Всю дорогу от Парижской улицы мы молчали. Холберг размашисто шагал, сосредоточенно глядя перед собой. Я чувствовал, что мысли его витают далеко от сегодняшнего происшествия. Мне же снова и снова вспоминались слова р. Аврум-Гирша о том, что зла не существует, что зло - всего лишь низшая степень добра.
После обеда мне следовало выйти на работу - сменить доктора Красовски. С Холбергом мы расстались в квартале от медицинского блока. Мой сосед отправился по своим делам. "Кое-что проверить", - как он выразился, не вдаваясь в подробности.
Я не испытывал никакой неловкости при мысли о предстоящей встрече с Луизой Бротман, которая тоже выходила по воскресеньям на работу во второй половине дня. Совсем недавно я, наверное, сгорел бы от стыда при одной мысли о своей нынешней роли помощника сыщика. Теперь же меня всерьез увлекла процедура расследования - настолько, что личности как жертвы преступления, так и тех, кого я, вслед за Холбергом мысленно называл свидетелями, отступили на задний план. На первый же вышел вопрос: "Кто это совершил?"
Действительно, кто? Кому настолько помешал режиссер Ландау? Увы, мне ничего не приходило в голову, так что, в конце концов, я махнул рукой и решил дождаться вечера, чтобы послушать, к каким выводам пришел за день г-н Холберг.

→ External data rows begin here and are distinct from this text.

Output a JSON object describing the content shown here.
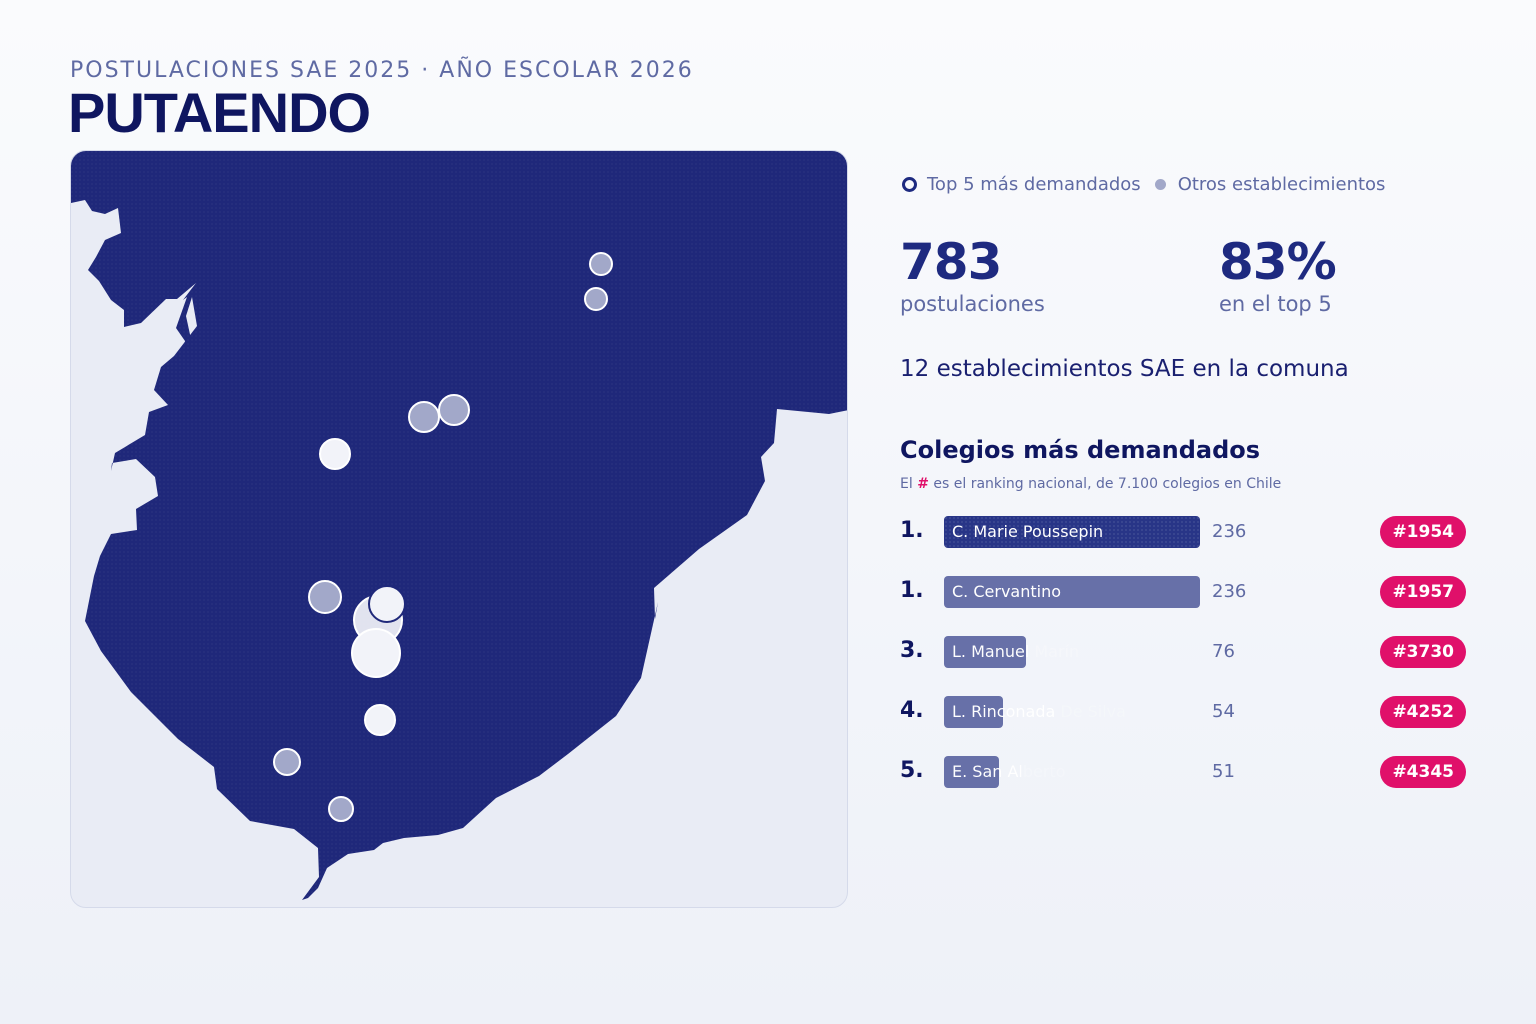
{
  "header": {
    "eyebrow": "POSTULACIONES SAE 2025 · AÑO ESCOLAR 2026",
    "title": "PUTAENDO"
  },
  "colors": {
    "commune_fill": "#1f287a",
    "background_land": "#e9ecf5",
    "accent_magenta": "#e0106a",
    "top_marker": "#ffffff",
    "other_marker": "#a2a8c9"
  },
  "legend": {
    "top5_label": "Top 5 más demandados",
    "others_label": "Otros establecimientos"
  },
  "kpis": {
    "applications_value": "783",
    "applications_label": "postulaciones",
    "top5_share_value": "83%",
    "top5_share_label": "en el top 5"
  },
  "schools_count_text": "12 establecimientos SAE en la comuna",
  "ranking": {
    "title": "Colegios más demandados",
    "subtitle_prefix": "El",
    "subtitle_hash": "#",
    "subtitle_rest": "es el ranking nacional, de 7.100 colegios en Chile",
    "max_value": 236,
    "items": [
      {
        "rank": "1.",
        "name": "C. Marie Poussepin",
        "value": 236,
        "value_text": "236",
        "national_rank": "#1954"
      },
      {
        "rank": "1.",
        "name": "C. Cervantino",
        "value": 236,
        "value_text": "236",
        "national_rank": "#1957"
      },
      {
        "rank": "3.",
        "name": "L. Manuel Marín",
        "value": 76,
        "value_text": "76",
        "national_rank": "#3730"
      },
      {
        "rank": "4.",
        "name": "L. Rinconada De Silva",
        "value": 54,
        "value_text": "54",
        "national_rank": "#4252"
      },
      {
        "rank": "5.",
        "name": "E. San Alberto",
        "value": 51,
        "value_text": "51",
        "national_rank": "#4345"
      }
    ]
  }
}
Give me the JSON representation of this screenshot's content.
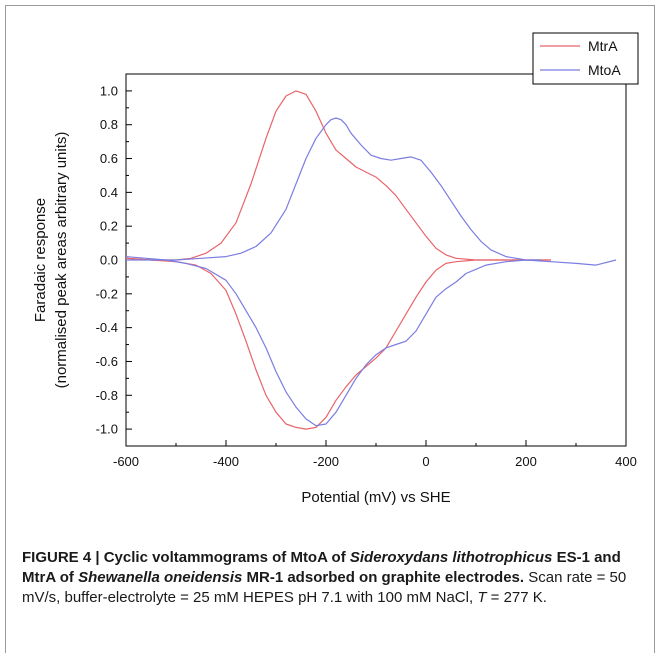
{
  "chart_data": {
    "type": "line",
    "title": "",
    "xlabel": "Potential (mV) vs SHE",
    "ylabel_line1": "Faradaic response",
    "ylabel_line2": "(normalised peak areas arbitrary units)",
    "xlim": [
      -600,
      400
    ],
    "ylim": [
      -1.1,
      1.1
    ],
    "xticks": [
      -600,
      -400,
      -200,
      0,
      200,
      400
    ],
    "yticks": [
      1.0,
      0.8,
      0.6,
      0.4,
      0.2,
      0.0,
      -0.2,
      -0.4,
      -0.6,
      -0.8,
      -1.0
    ],
    "xtick_labels": [
      "-600",
      "-400",
      "-200",
      "0",
      "200",
      "400"
    ],
    "ytick_labels": [
      "1.0",
      "0.8",
      "0.6",
      "0.4",
      "0.2",
      "0.0",
      "-0.2",
      "-0.4",
      "-0.6",
      "-0.8",
      "-1.0"
    ],
    "grid": false,
    "legend_position": "top-right",
    "series": [
      {
        "name": "MtrA",
        "color": "#e8646a",
        "oxidative": {
          "x": [
            -600,
            -550,
            -500,
            -470,
            -440,
            -410,
            -380,
            -350,
            -320,
            -300,
            -280,
            -260,
            -240,
            -220,
            -200,
            -180,
            -160,
            -140,
            -120,
            -100,
            -80,
            -60,
            -40,
            -20,
            0,
            20,
            40,
            60,
            100,
            150,
            200,
            250
          ],
          "y": [
            0.01,
            0.0,
            0.0,
            0.01,
            0.04,
            0.1,
            0.22,
            0.45,
            0.72,
            0.88,
            0.97,
            1.0,
            0.98,
            0.88,
            0.75,
            0.65,
            0.6,
            0.55,
            0.52,
            0.49,
            0.44,
            0.38,
            0.3,
            0.22,
            0.14,
            0.07,
            0.03,
            0.01,
            0.0,
            0.0,
            0.0,
            0.0
          ]
        },
        "reductive": {
          "x": [
            250,
            200,
            150,
            100,
            60,
            40,
            20,
            0,
            -20,
            -40,
            -60,
            -80,
            -100,
            -120,
            -140,
            -160,
            -180,
            -200,
            -220,
            -240,
            -260,
            -280,
            -300,
            -320,
            -340,
            -360,
            -380,
            -400,
            -430,
            -460,
            -500,
            -550,
            -600
          ],
          "y": [
            0.0,
            0.0,
            0.0,
            0.0,
            -0.01,
            -0.02,
            -0.06,
            -0.13,
            -0.22,
            -0.32,
            -0.42,
            -0.52,
            -0.58,
            -0.63,
            -0.68,
            -0.75,
            -0.83,
            -0.93,
            -0.99,
            -1.0,
            -0.99,
            -0.97,
            -0.9,
            -0.8,
            -0.65,
            -0.48,
            -0.32,
            -0.18,
            -0.08,
            -0.03,
            -0.01,
            0.0,
            0.01
          ]
        }
      },
      {
        "name": "MtoA",
        "color": "#7b7de0",
        "oxidative": {
          "x": [
            -600,
            -550,
            -500,
            -450,
            -400,
            -370,
            -340,
            -310,
            -280,
            -260,
            -240,
            -220,
            -200,
            -190,
            -180,
            -170,
            -160,
            -150,
            -130,
            -110,
            -90,
            -70,
            -50,
            -30,
            -10,
            10,
            30,
            50,
            70,
            90,
            110,
            130,
            160,
            200,
            250,
            300,
            340,
            380
          ],
          "y": [
            0.0,
            0.0,
            0.0,
            0.01,
            0.02,
            0.04,
            0.08,
            0.16,
            0.3,
            0.45,
            0.6,
            0.72,
            0.8,
            0.83,
            0.84,
            0.83,
            0.8,
            0.75,
            0.68,
            0.62,
            0.6,
            0.59,
            0.6,
            0.61,
            0.59,
            0.52,
            0.44,
            0.35,
            0.26,
            0.18,
            0.11,
            0.06,
            0.02,
            0.0,
            -0.01,
            -0.02,
            -0.03,
            0.0
          ]
        },
        "reductive": {
          "x": [
            230,
            200,
            160,
            120,
            80,
            60,
            40,
            20,
            0,
            -20,
            -40,
            -60,
            -80,
            -100,
            -120,
            -140,
            -160,
            -180,
            -200,
            -220,
            -240,
            -260,
            -280,
            -300,
            -320,
            -340,
            -360,
            -380,
            -400,
            -440,
            -480,
            -520,
            -560,
            -600
          ],
          "y": [
            0.0,
            0.0,
            -0.01,
            -0.03,
            -0.08,
            -0.13,
            -0.17,
            -0.22,
            -0.32,
            -0.42,
            -0.48,
            -0.5,
            -0.52,
            -0.56,
            -0.62,
            -0.7,
            -0.8,
            -0.9,
            -0.97,
            -0.98,
            -0.94,
            -0.87,
            -0.78,
            -0.66,
            -0.52,
            -0.4,
            -0.3,
            -0.2,
            -0.12,
            -0.05,
            -0.02,
            0.0,
            0.01,
            0.02
          ]
        }
      }
    ]
  },
  "caption": {
    "label": "FIGURE 4 | ",
    "title_part1": "Cyclic voltammograms of MtoA of ",
    "species1": "Sideroxydans lithotrophicus",
    "title_part2": " ES-1 and MtrA of ",
    "species2": "Shewanella oneidensis",
    "title_part3": " MR-1 adsorbed on graphite electrodes.",
    "body": " Scan rate = 50 mV/s, buffer-electrolyte = 25 mM HEPES pH 7.1 with 100 mM NaCl, ",
    "temp_symbol": "T",
    "temp_value": " = 277 K."
  }
}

Подходя к медицинскому блоку, я замедлил шаги. Мне предстояло не только общение с новой Луизой - монахиней и крестной матерью убитого режиссера. Я должен был вернуть ей остаток морфина. Только поднимаясь по ступеням крыльца, я вдруг понял, что это может оказаться опасным - тот же Красовски, найди он у меня ампулы (не важно, в кармане или в комнате), не замедлит обвинить несимпатичного ему доктора Вайсфельда во всех смертных грехах, от лицемерия до элементарного воровства. Насколько я знал, морфина в официальных запасах медикаментов не было, но почему бы не предположить, что я обменял на него имевшиеся на складе лекарства?